Figure 3 shows serum IGF-1 levels over a 20 h period in fed and fasted dogs. No consistent statistically significant diurnal patterns in total IGF-1 levels were observed in both groups. These data are in accordance with results published in human medicine, in which most studies agree that circulating IGF-1 levels remain relatively stable during the day and are unaffected by meal intake, as well as the type of meal (14–16). Conversely, in other studies on humans, there is evidence of a nocturnal decline in IGF-1 levels from midnight to 04:00 h, following which the levels return to baseline (16,17). This can be explained by shifts in plasma volumes (18).

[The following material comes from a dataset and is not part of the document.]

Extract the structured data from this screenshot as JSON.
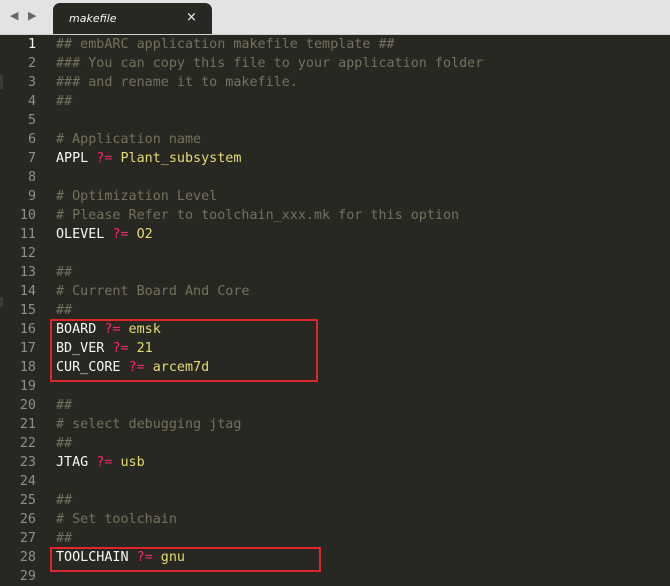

Responses of cortisol and total IGF-1 to methylprednisolone, in comparison with placebo injection, are shown in Figure 4. Circulating cortisol levels increased 180.5% in group 1 (P = 0.0008) and 1318.9% in group 2 (P = 0.0003) 2 h after methylprednisolone injection. Four hours after methylprednisolone injection cortisol levels in group 1 returned to normal values (P = 0.5), while in group 2 cortisol levels were still significantly increased 36.4% (P = 0.0089) and returned to normal values 12 h after corticoid injection. Methylprednisolone 1 mg/kg BW and 5 mg/kg BW subcutaneously did not cause alterations in circulating IGF-1 levels, and no significant difference was found between the control group and groups that received glucocorticoids. Similar results were reported by Wolthers et al (19,20) as no changes in circulating IGF-1 levels in children with asthma treated with low doses of prednisolone (2.5 mg) or inhaled glucocorticoids were detected. In addition, normal IGF-1 levels have been reported in humans with Cushing’s syndrome (21). Conversely, Miell et al (22) reported that treatment of men with dexamethasone (2.5 mg) for 3 d significantly stimulated total IGF-1 levels.

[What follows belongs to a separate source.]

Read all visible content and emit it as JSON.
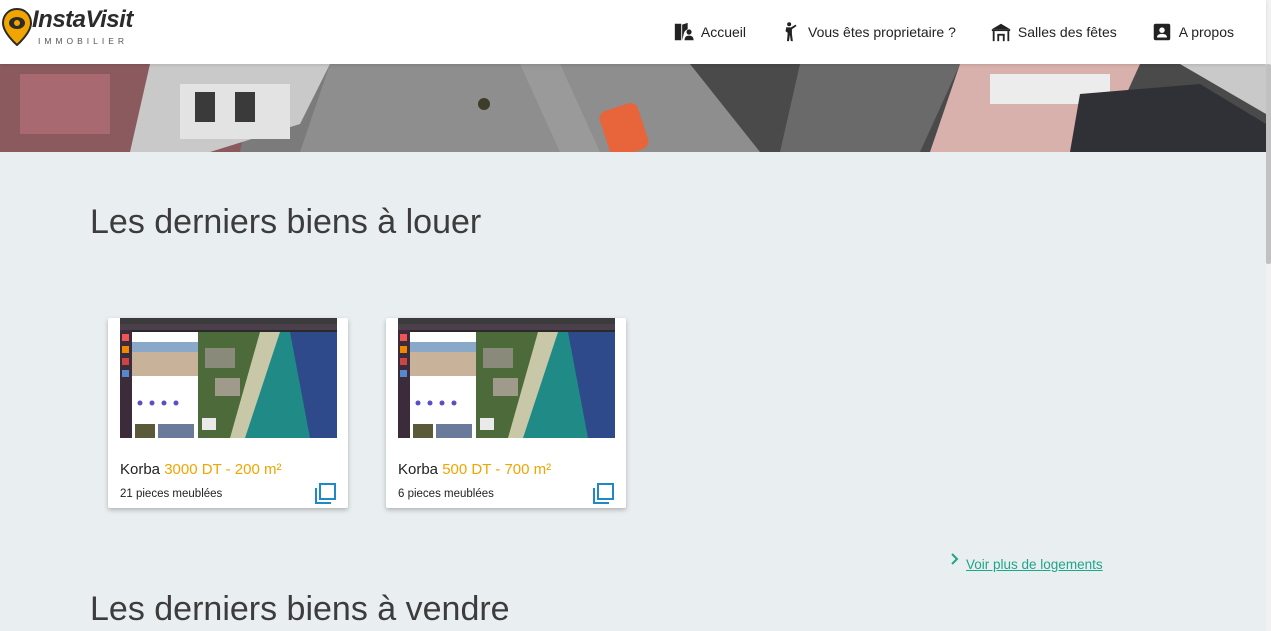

In conclusion, the automated method that was tested in the present study exhibited analytical characteristics validating its use in the laboratory, including adequate precision and linearity under dilution. Since it is robust, safe, and totally automated, this method will facilitate widespread studies and applications of IGF-1 measurements in dogs. Furthermore, we have demonstrated, that canine IGF-1 was significantly influenced by hemolysis and lipemia, so hemolytic or lipemic samples should, ideally, be discarded or interpreted with caution. However it was not affected by meal, fasting, or methylprednisolone administration, so in practice no strict standardization of the sampling condition (time of the day, fasting versus non-fasting, no previous corticoid treatment) is required for collection of blood for IGF-1 measurements.